Sailor-Scholar: Admiral Sir Herbert Richmond, 1871-1946

Description

259 pages
Contains Bibliography, Index
$12.00
ISBN 0-88920-104-8

Year

1982

Contributor

Reviewed by D.M.L. Farr

D.M.L. Farr is a professor emeritus of history at Carleton University in
Ottawa.

Review

Sir Herbert Richmond was an admiral who was later a professor of history at Cambridge — a juxtaposition of occupations that is somewhat unusual. He joined the Royal Navy in 1885 as a cadet when he was 13 years old and retired from the service, after an exceptionally active but stormy career, in 1931. Then he moved to Cambridge to begin a second career as Vere Harmsworth Professor of Imperial and Naval History.

Although Richmond saw much sea-duty when he was young, most of his naval life was spent at the Admiralty, at Greenwich at the Senior Officers’ War Course, at the Imperial Defence College, and in training and planning roles. He was an intellectual in an anti-intellectual service, an innovator in an institution which did not welcome change, and a reformer speaking out against some of the most strongly held orthodoxies of the Lords of the Admiralty. Specifically, Richmond did not favour the British Navy’s emphasis before 1914 on large battleships, heavy guns, and sophisticated equipment, believing that small ships, agile tactics, and imaginative command would lead to victory at sea. He also did not approve of some of the offensive thrusts of Winston Churchill during the First World War, a stance that did not promote his prospects at the time.

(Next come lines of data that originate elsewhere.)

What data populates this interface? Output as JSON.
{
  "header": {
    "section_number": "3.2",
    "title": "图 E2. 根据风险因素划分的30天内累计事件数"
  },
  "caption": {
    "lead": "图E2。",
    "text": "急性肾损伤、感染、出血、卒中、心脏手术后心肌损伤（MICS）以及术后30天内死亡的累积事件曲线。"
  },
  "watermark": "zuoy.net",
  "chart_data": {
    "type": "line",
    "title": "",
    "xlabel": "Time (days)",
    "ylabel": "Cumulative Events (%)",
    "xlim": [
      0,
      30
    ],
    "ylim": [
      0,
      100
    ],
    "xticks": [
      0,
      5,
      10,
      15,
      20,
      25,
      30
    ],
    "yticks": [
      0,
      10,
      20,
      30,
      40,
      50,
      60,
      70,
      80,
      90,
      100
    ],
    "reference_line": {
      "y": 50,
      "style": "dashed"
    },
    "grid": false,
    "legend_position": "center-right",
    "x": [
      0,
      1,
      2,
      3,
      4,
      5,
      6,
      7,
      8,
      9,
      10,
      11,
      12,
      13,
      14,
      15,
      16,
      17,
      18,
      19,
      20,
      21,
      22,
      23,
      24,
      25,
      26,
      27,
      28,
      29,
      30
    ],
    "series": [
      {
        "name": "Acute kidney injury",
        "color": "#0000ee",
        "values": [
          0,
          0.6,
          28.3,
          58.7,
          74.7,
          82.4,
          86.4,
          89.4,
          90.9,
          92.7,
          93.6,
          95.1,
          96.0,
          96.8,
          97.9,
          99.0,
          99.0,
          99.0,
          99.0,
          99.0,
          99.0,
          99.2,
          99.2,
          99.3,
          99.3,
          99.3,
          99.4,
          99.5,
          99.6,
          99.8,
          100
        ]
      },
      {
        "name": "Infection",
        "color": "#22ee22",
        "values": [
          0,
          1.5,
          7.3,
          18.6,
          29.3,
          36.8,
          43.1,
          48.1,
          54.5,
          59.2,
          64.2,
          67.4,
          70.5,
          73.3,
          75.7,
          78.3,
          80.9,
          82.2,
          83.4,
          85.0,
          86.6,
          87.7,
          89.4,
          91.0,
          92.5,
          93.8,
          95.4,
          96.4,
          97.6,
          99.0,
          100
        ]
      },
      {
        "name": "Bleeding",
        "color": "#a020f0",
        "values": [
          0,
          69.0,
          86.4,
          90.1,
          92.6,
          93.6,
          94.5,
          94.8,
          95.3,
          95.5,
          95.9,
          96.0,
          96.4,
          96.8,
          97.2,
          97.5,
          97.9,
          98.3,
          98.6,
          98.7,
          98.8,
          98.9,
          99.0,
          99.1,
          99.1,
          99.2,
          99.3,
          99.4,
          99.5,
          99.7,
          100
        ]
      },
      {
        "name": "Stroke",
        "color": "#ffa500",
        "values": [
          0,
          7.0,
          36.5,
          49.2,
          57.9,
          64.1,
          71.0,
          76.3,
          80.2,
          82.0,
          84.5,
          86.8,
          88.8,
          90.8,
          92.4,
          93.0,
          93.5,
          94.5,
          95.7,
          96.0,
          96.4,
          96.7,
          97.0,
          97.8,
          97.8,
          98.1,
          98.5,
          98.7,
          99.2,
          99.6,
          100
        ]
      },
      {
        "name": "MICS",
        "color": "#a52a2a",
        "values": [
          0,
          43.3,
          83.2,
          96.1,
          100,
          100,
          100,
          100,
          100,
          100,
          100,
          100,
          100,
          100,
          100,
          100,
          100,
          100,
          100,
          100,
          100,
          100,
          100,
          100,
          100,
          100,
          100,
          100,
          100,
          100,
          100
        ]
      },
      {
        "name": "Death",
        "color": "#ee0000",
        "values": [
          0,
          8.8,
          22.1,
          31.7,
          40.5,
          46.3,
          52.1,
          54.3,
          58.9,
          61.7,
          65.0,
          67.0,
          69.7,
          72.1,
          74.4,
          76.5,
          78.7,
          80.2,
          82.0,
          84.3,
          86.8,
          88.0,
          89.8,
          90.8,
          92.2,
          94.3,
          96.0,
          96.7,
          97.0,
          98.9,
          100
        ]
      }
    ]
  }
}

There is nothing Canadian about this book except that its author is Canadian and it was published by a Canadian university press. Canada and its navy never entered into Admiral Richmond’s thinking. As with so many Royal Navy officers, he did not question the wisdom of a centralized naval command. Professor Hunt, who is on the staff of the Royal Military College, has written a good book. It is tightly packed yet reads clearly, a tribute to the author’s impressive understanding of his subject. From it the specialist will learn much, since evidence and conclusions are well set down. The general reader will not find much assistance as he strives to understand the Royal Navy’s strategy and organization before and after the First World War. But Dr. Hunt has made an invaluable contribution to the limited range of material on British naval history in the twentieth century.